Two days before the nation observed the birthday of the Rev. Martin Luther King Jr., hundreds filled the streets of downtown Columbus Saturday to celebrate King’s legacy while a second group in Carver Heights marched through neighborhoods to stop the violence.
“We know the King legacy is as relevant today as it was over 50 years ago,” Mayor Teresa Tomlinson told a noon crowd standing in near freezing temperature outside the Government Center plaza.
A Stop the Violence Rally followed at 2 p.m. at Michael Fluellen Recreation Center on Eighth Street where hundreds marched to nearby street corners where young men died of street violence.
“All this senseless killing needs to stop,” said Cathy Fluellen, whose son was killed in a drive-by shooting. “Nobody needs to kill.”

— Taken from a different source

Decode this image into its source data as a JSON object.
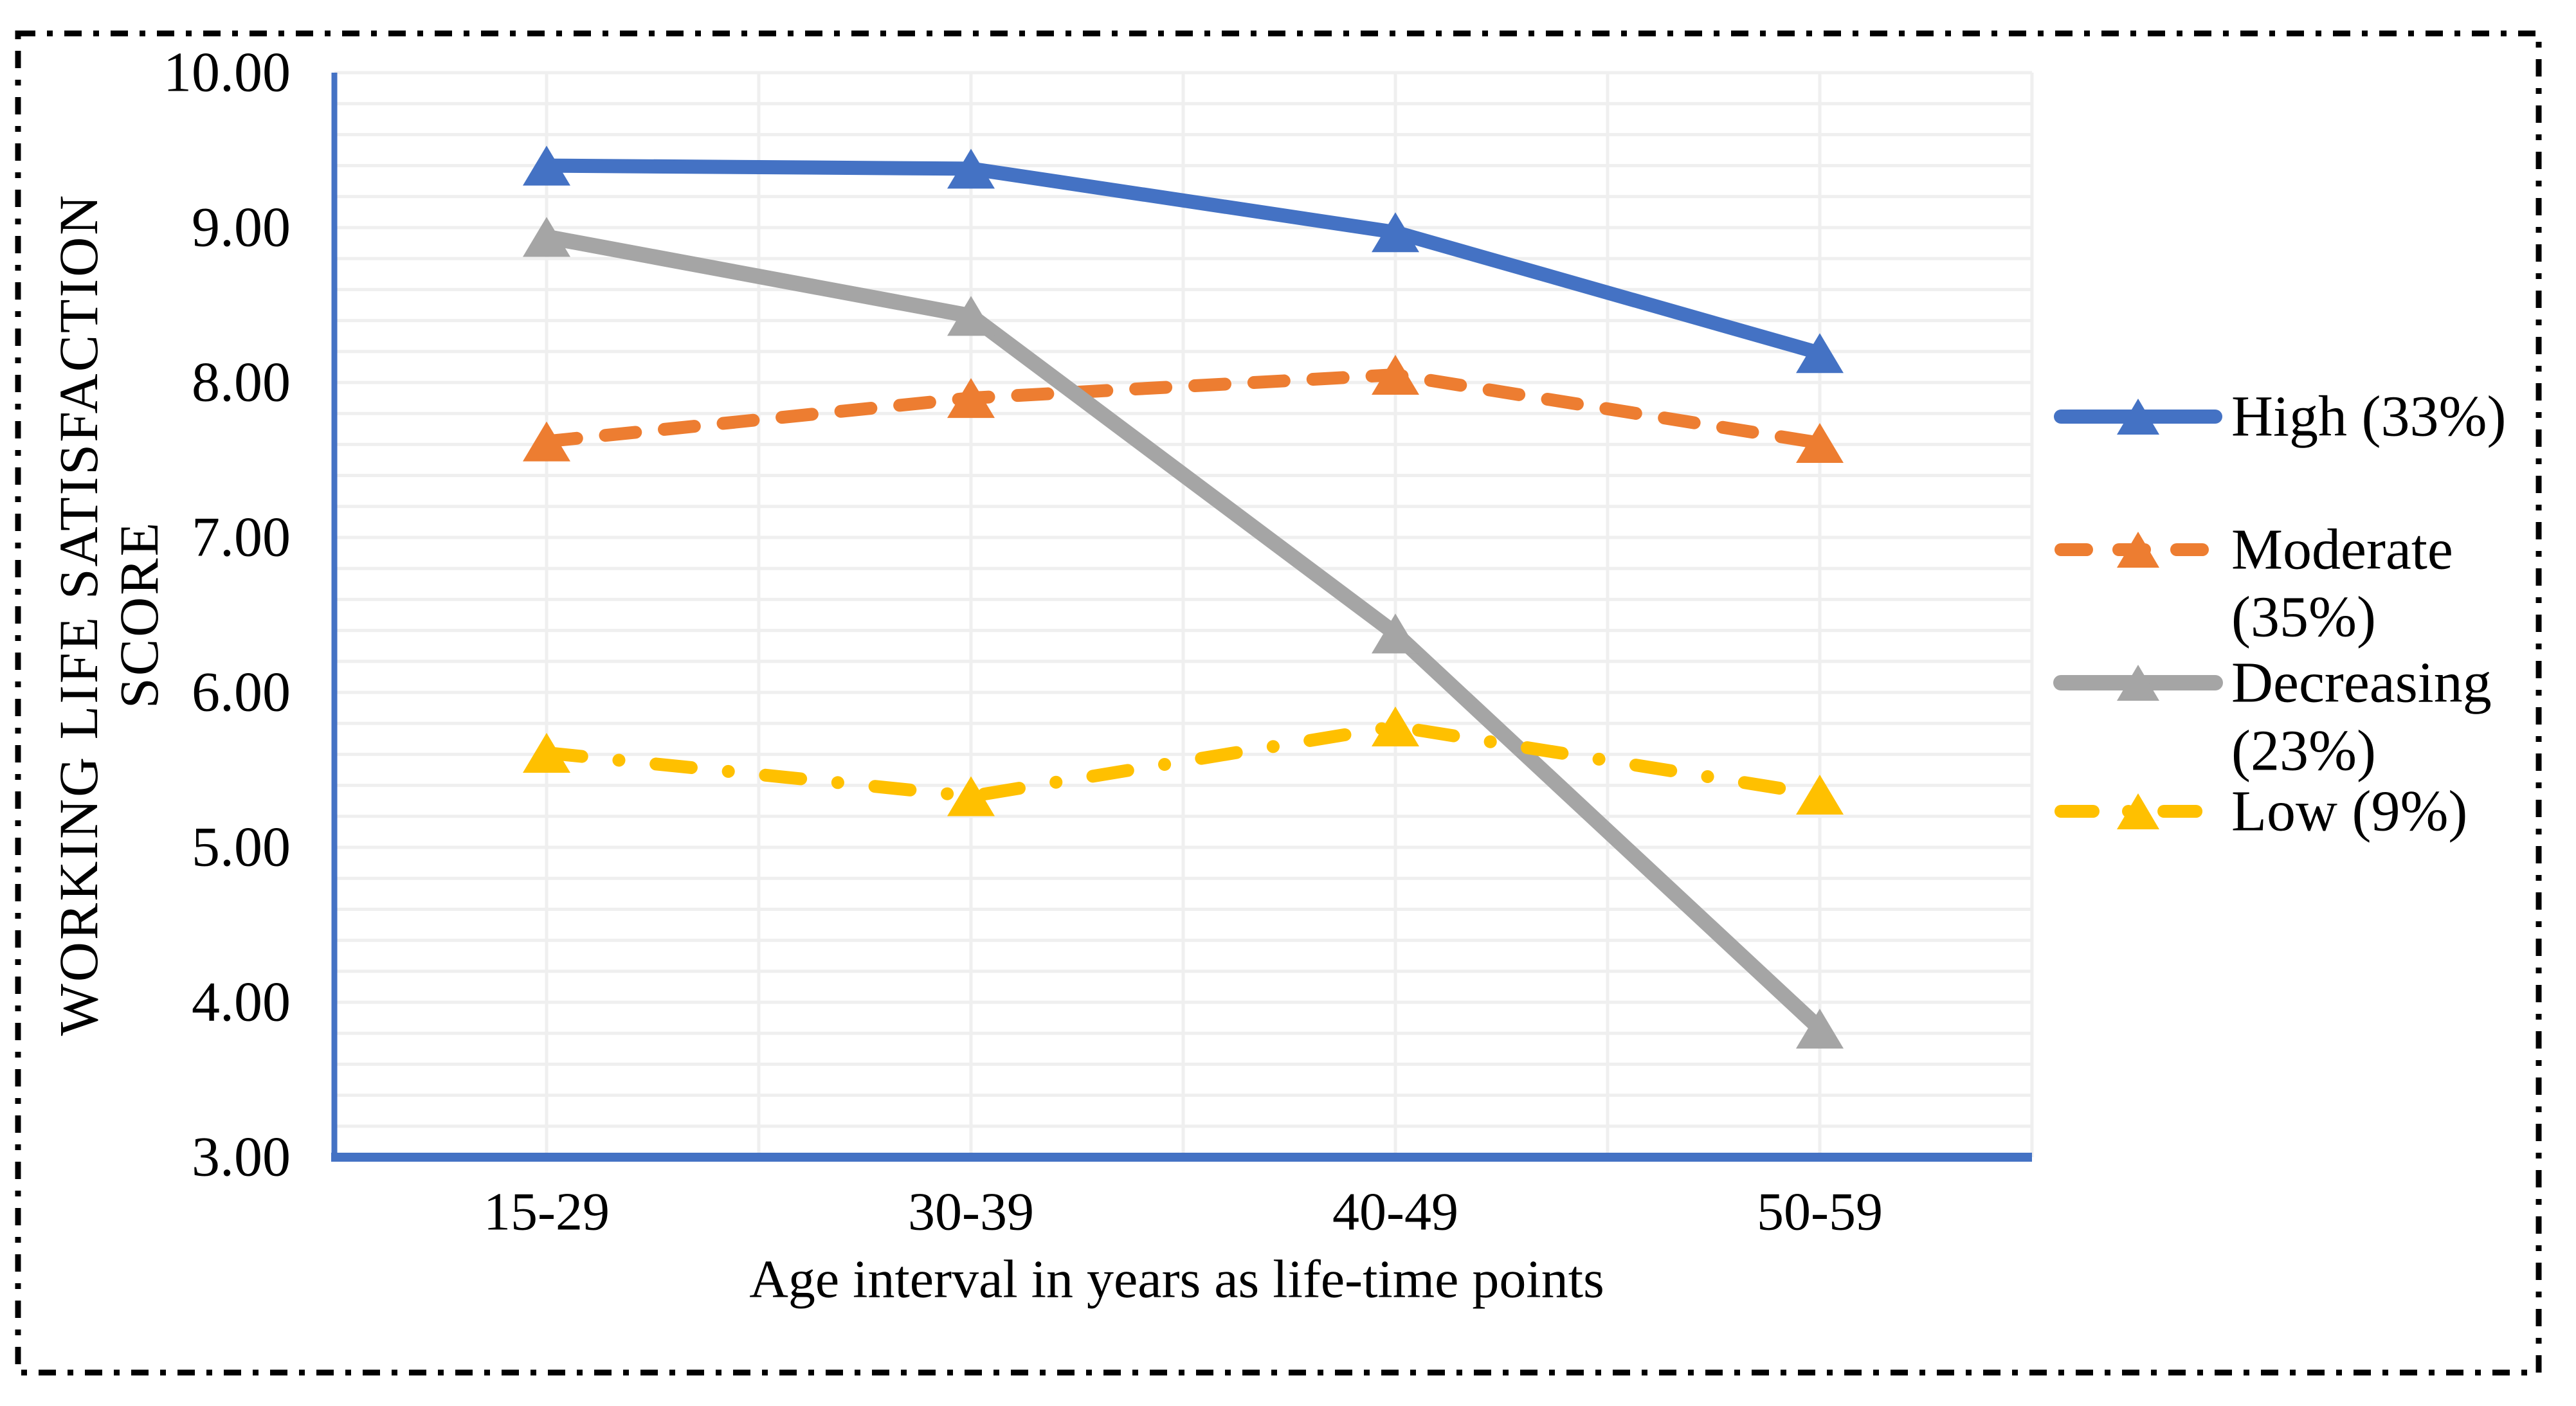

Morris Dees, co-founder of the Southern Poverty Law Center in Montgomery, Ala., and retired Marine Lt. Charles A. Person, one of the original Freedom Riders, were among a list of speakers and entertainers downtown.

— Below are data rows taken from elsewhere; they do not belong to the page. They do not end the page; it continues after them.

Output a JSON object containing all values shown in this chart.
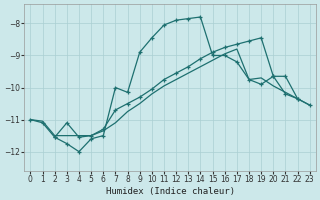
{
  "background_color": "#cce8ea",
  "grid_color": "#aacfd2",
  "line_color": "#1e7070",
  "xlabel": "Humidex (Indice chaleur)",
  "ylim": [
    -12.6,
    -7.4
  ],
  "xlim": [
    -0.5,
    23.5
  ],
  "yticks": [
    -12,
    -11,
    -10,
    -9,
    -8
  ],
  "xticks": [
    0,
    1,
    2,
    3,
    4,
    5,
    6,
    7,
    8,
    9,
    10,
    11,
    12,
    13,
    14,
    15,
    16,
    17,
    18,
    19,
    20,
    21,
    22,
    23
  ],
  "curve1_x": [
    0,
    1,
    2,
    3,
    4,
    5,
    6,
    7,
    8,
    9,
    10,
    11,
    12,
    13,
    14,
    15,
    16,
    17,
    18,
    19,
    20,
    21,
    22
  ],
  "curve1_y": [
    -11.0,
    -11.1,
    -11.55,
    -11.75,
    -12.0,
    -11.6,
    -11.5,
    -10.0,
    -10.15,
    -8.9,
    -8.45,
    -8.05,
    -7.9,
    -7.85,
    -7.8,
    -9.0,
    -9.0,
    -9.2,
    -9.75,
    -9.9,
    -9.65,
    -10.2,
    -10.35
  ],
  "curve2_x": [
    0,
    1,
    2,
    3,
    4,
    5,
    6,
    7,
    8,
    9,
    10,
    11,
    12,
    13,
    14,
    15,
    16,
    17,
    18,
    19,
    20,
    21,
    22,
    23
  ],
  "curve2_y": [
    -11.0,
    -11.05,
    -11.5,
    -11.5,
    -11.5,
    -11.5,
    -11.35,
    -11.1,
    -10.75,
    -10.5,
    -10.2,
    -9.95,
    -9.75,
    -9.55,
    -9.35,
    -9.15,
    -8.95,
    -8.8,
    -9.75,
    -9.7,
    -9.95,
    -10.15,
    -10.35,
    -10.55
  ],
  "curve3_x": [
    2,
    3,
    4,
    5,
    6,
    7,
    8,
    9,
    10,
    11,
    12,
    13,
    14,
    15,
    16,
    17,
    18,
    19,
    20,
    21,
    22,
    23
  ],
  "curve3_y": [
    -11.55,
    -11.1,
    -11.55,
    -11.5,
    -11.3,
    -10.7,
    -10.5,
    -10.3,
    -10.05,
    -9.75,
    -9.55,
    -9.35,
    -9.1,
    -8.9,
    -8.75,
    -8.65,
    -8.55,
    -8.45,
    -9.65,
    -9.65,
    -10.35,
    -10.55
  ]
}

Dees, who has crippled hate groups through the courts, said King would be concerned about a nation of prosperity and riches but millions do not have health care. She said President Barack Obama’s health care program is opposed by politicians who don’t want to share the wealth of this nation with the poorest people.

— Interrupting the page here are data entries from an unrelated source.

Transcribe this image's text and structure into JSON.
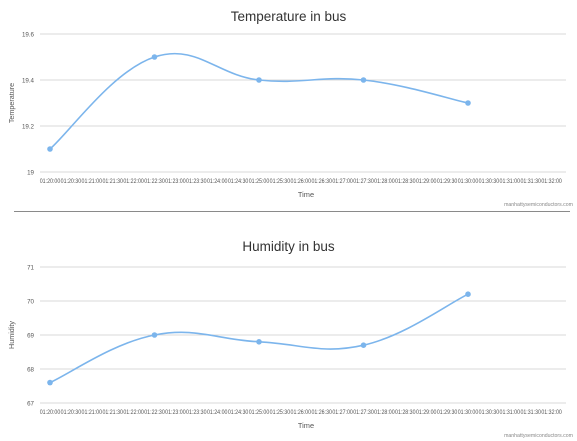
{
  "x_tick_labels": [
    "01:20:00",
    "01:20:30",
    "01:21:00",
    "01:21:30",
    "01:22:00",
    "01:22:30",
    "01:23:00",
    "01:23:30",
    "01:24:00",
    "01:24:30",
    "01:25:00",
    "01:25:30",
    "01:26:00",
    "01:26:30",
    "01:27:00",
    "01:27:30",
    "01:28:00",
    "01:28:30",
    "01:29:00",
    "01:29:30",
    "01:30:00",
    "01:30:30",
    "01:31:00",
    "01:31:30",
    "01:32:00"
  ],
  "chart_data": [
    {
      "type": "line",
      "title": "Temperature in bus",
      "xlabel": "Time",
      "ylabel": "Temperature",
      "credit": "manhattysemiconductors.com",
      "ylim": [
        19,
        19.6
      ],
      "yticks": [
        "19",
        "19.2",
        "19.4",
        "19.6"
      ],
      "grid": true,
      "series": [
        {
          "color": "#7cb5ec",
          "x": [
            "01:20:00",
            "01:22:30",
            "01:25:00",
            "01:27:30",
            "01:30:00"
          ],
          "values": [
            19.1,
            19.5,
            19.4,
            19.4,
            19.3
          ]
        }
      ]
    },
    {
      "type": "line",
      "title": "Humidity in bus",
      "xlabel": "Time",
      "ylabel": "Humidity",
      "credit": "manhattysemiconductors.com",
      "ylim": [
        67,
        71
      ],
      "yticks": [
        "67",
        "68",
        "69",
        "70",
        "71"
      ],
      "grid": true,
      "series": [
        {
          "color": "#7cb5ec",
          "x": [
            "01:20:00",
            "01:22:30",
            "01:25:00",
            "01:27:30",
            "01:30:00"
          ],
          "values": [
            67.6,
            69.0,
            68.8,
            68.7,
            70.2
          ]
        }
      ]
    }
  ]
}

In immigration, Dees said King would also be leading the march to help those who contribute to the prosperity of this nation but don’t have the right to vote as citizens.
“In 1963, Dr. King led the poor people marching on Washington, D.C. He said in America, there are lonely islands of poverty in the great sea of opportunity,” Dees said. “Today, we find that people find neither justice nor opportunity. When Dr. King was among us, he had real concerns about this nation, real concerns about whether we would continue as a Democracy.”
Person, a Freedom Rider who marched with King and suffered many beatings, said the slain civil rights leader would not be pleased with people laying under the bridges.
“He would not be pleased to hear of people working a 40-hour week and not earning a living wage,” he said. “Homelessness and living in poverty is not the American dream.”
Person also said King wouldn’t understand how students graduate from college and face a burden with student loans that make it impossible to get ahead. He said it will take money and resources to resolve the problems.
“The money we spend is not a hand out, but an investment,” Person said. “When you give an investment, you expect a return on your investment.”
The event was sponsored by the Mayor’s Commission on Unity, Diversity and Prosperity.
Jimmy Habersham II of Columbus said the event was different from the annual parade but it was great.
“I’m happy the city did it,” he said.
If King were alive, Habersham said he would be pleased because race relations have improved.
“We are not where we should be but we are much better than we used to be,” he said.
During a Friday conversation with Bernice King, the daughter of King, state Rep. Calvin Smyre, D-Columbus, said she focused on a need to stop the violence.
“We must heed the words of Dr. King,” Smyre said. “The choice is no longer between violence and nonviolence but nonviolence and nonexistence. To attack someone or injure someone amounts to self injury. We have to change the culture. We have to change the mindset. We have to teach young people how to address conflict and anger.”
Two hours later and about three miles east of downtown, residents marched from the Fluellen Recreation Center to Coolidge Avenue and Seventh Street where David Scott was killed in September 2013. Scott’s sister, Shavon Tolbert, and other relatives prayed and released red and white balloons.
The group also stopped at Seventh Street and Lawyers Lane at the scene where Charles Willis was killed in April 2012 and Eighth Street and Rigdon Road where Michael Fluellen, 14, died on Mother’s Day in 1994.
At the end of the march, the group gathered in front of the center to share how losing loved ones impacted their lives.
Thelma Smith, the mother of Almanita L. Smith, said her 26-year-old daughter had just earned her master’s degree when a man killed her in South Carolina in August 2012. Her daughter had a bright future as an Army officer.
“When someone murders your child, a part of you dies along with them,” she said. “There were times when I alone wanted to kill my own self three different times because I miss my baby.”
In addition to the survivors of violent crimes, there was singing and proclamations.
Colin Martin, a candidate for mayor, was among the speakers. Tomlinson also marched with the group in the rally along with Columbus Councilors Jerry “Pops” Barnes, Evelyn “Mimi” Woodson and Bruce Huff.
An organizer said at least 600 people signed up for the event.
“It’s great,” Tolbert said. “It’s great the people came out.”